REPUBLIKA.CO.ID, JAKARTA-- Mabes Polri mengatakan, kasus tersangka pembobol kas Bank Negara Indonesia (BNI), Maria Pauline Lumowa (MPL) saat ini sudah diperiksa tanpa pendampingan penasehat hukum (PH). Pihaknya juga sudah melakukan penyelidikan terhadap uang sejumlah Rp 1,2 triliun kredit dari Bank BNI tersebut. Namun, jika diperlukan dia akan meminta bantuan dengan Kejagung.
"Penyidik sudah melakukan pemeriksaan terhadap tersangka serta penyelidikan uang sejumlah Rp 1,2 triliun kredit dari Bank BNI tersebut. Selama penyidik memiliki kemampuan untuk mengaudit kegiatan tersebut tentunya akan dilakukan. Namun, jika diperlukan bantuan dengan Kejagung, maka akan dikoordinasikan," kata Kepala Biro Penerangan Masyarakat (Karopenmas) Divisi Humas Polri Brigjen (Pol) Awi Setiyono saat virtual konferensi pers melalui akun Youtube, Senin (13/7).
Dia mengatakan, MPL meminta pendampingan dari penasehat hukum yang rencananya akan disediakan oleh Kedutaan Besar Belanda. Namun, sampai saat ini belum ada, tentunya hal tersebut menjadi hak dari tersangka.
Awi menambahkan, sebelumnya Polri sudah bersurat resmi dengan Kedutaan Belanda dan masih menunggu jawaban resmi. Dengan hal tersebut, pihaknya menghormati proses yang sedang berjalan.
"Sebanyak 12 saksi sudah dilakukan pemeriksaan termasuk rekan-rekan dari terpidana maupun saksi dari pihak BNI 46. Jika dilihat dari jangka waktu kadaluarsanya akan berakhir pada Oktober 2021 tentunya jika dapat lebih cepat diselesaikan maka lebih baik," kata dia.
Sebelumnya diketahui, Herman Kadir, Mantan Kuasa Hukum terpidana Pembobol Bank BNI Eddy Santoso angkat bicara soal kasus pembobolan Bank BNI yang melibatkan Maria Pauline Lumowa. Dia berbicara soal tindak lanjut aset sitaan Maria Pauline yang mesti dikawal.

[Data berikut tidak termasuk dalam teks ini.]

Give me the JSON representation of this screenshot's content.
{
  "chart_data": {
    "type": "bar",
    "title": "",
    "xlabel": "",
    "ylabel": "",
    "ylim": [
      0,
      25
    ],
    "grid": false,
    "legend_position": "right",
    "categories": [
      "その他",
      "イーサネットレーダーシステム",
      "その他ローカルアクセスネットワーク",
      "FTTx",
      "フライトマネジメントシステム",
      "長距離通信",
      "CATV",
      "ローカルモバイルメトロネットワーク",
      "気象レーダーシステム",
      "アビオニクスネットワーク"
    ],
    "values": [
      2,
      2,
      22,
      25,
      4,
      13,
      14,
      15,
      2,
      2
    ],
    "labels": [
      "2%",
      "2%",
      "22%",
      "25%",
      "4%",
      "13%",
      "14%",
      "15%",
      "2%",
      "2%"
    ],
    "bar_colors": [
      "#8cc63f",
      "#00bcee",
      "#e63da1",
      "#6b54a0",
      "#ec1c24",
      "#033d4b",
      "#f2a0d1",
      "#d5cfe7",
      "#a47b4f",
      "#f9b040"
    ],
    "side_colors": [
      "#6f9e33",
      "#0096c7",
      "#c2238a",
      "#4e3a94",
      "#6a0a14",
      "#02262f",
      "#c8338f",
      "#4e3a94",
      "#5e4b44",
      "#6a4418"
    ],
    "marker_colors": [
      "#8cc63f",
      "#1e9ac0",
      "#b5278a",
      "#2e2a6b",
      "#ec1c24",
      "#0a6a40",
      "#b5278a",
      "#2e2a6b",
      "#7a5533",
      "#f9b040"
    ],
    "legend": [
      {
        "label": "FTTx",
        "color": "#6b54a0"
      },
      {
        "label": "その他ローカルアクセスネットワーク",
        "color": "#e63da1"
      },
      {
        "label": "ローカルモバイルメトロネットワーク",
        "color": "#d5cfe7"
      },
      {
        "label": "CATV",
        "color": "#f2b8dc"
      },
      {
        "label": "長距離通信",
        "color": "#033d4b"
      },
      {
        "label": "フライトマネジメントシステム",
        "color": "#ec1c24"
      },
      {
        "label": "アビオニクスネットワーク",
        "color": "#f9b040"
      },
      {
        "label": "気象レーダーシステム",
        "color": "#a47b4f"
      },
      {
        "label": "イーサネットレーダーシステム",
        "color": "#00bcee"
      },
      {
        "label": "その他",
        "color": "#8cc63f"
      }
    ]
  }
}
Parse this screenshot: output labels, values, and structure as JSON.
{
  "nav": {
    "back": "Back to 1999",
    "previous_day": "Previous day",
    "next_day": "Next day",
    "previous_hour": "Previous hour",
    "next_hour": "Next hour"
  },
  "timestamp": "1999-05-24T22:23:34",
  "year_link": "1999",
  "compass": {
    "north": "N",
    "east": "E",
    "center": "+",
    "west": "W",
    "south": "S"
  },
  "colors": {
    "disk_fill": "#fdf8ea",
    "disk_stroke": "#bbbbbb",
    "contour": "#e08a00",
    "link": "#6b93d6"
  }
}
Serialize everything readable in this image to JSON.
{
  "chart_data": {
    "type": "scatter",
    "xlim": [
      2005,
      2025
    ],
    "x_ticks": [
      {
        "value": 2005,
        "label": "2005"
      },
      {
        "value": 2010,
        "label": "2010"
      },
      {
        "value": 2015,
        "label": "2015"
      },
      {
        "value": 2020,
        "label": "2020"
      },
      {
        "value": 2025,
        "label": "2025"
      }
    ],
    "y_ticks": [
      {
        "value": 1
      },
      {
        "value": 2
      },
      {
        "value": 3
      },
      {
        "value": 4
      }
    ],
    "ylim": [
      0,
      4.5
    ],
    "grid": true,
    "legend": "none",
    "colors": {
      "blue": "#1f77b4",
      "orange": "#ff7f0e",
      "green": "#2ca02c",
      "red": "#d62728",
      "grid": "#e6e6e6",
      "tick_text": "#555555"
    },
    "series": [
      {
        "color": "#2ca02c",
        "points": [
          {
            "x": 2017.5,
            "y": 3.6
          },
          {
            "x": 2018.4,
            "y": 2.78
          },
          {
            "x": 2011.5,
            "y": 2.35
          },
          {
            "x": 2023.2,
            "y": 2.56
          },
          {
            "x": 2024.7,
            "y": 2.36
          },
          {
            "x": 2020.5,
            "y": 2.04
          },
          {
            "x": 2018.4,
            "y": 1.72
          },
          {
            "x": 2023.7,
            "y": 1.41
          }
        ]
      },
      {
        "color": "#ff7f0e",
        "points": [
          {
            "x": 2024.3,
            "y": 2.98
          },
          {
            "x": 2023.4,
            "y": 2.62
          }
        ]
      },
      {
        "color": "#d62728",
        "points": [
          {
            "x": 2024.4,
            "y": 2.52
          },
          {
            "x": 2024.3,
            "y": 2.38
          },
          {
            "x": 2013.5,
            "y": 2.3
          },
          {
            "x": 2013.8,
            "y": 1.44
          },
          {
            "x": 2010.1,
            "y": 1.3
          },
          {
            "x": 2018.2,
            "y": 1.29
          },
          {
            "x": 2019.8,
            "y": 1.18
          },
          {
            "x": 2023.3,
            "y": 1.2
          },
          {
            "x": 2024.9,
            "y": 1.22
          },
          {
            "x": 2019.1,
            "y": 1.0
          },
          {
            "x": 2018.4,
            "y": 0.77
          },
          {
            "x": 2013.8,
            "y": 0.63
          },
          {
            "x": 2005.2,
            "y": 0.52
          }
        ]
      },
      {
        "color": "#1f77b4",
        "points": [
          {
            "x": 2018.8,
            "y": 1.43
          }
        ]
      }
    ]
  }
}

Herman Kadir merupakan pengacara Eddy Santoso yang saat itu menjabat sebagai Kepala Customer Service Luar Negeri Bank BNI Cabang Kebayoran. Eddy bersama seorang tersangka lainnya, Koesadi menjadi pihak yang bersalah karena mengeluarkan dana Rp 1,7 triliun dalam bentuk Letter of Credit (L/C), untuk Grup Gramarindo, perusahaan Maria Pauline dan Adrian Waworuntu.
Kepada Republika, Herman mengaku, langsung menghubungi Eddy Santoso saat berita ekstradisi Maria Pauline muncul. Ternyata, kata Herman, Eddy bersama terdakwa maupun saksi lain sudah menjalani BAP sekitar sebulan sebelum Maria dipulangkan.
"Jadi Maria Pauline ini sudah dari sebulan lalu sudah ditahan nah itu baru dibawa pulang ke sini pulang. Ditahan di Serbia. Ketika dia ditahan klien saya diperiksa. Yang lain sudah diperiksa semua," kata Herman, Sabtu (11/7).
Terkait kasus Maria Pauline sendiri, Herman Kadir menyoroti, aset-aset yang disita. Sebagaimana diketahui, Maria Pauline membobol duit BNI hingga mencapai Rp 1,7 triliun. "Sebenarnya yang perlu dikhawatirkan itu aset-aset bank yang disita. Itu kan aset Maria Pauline dan Gramarindo, itu kan banyak pak," kata dia.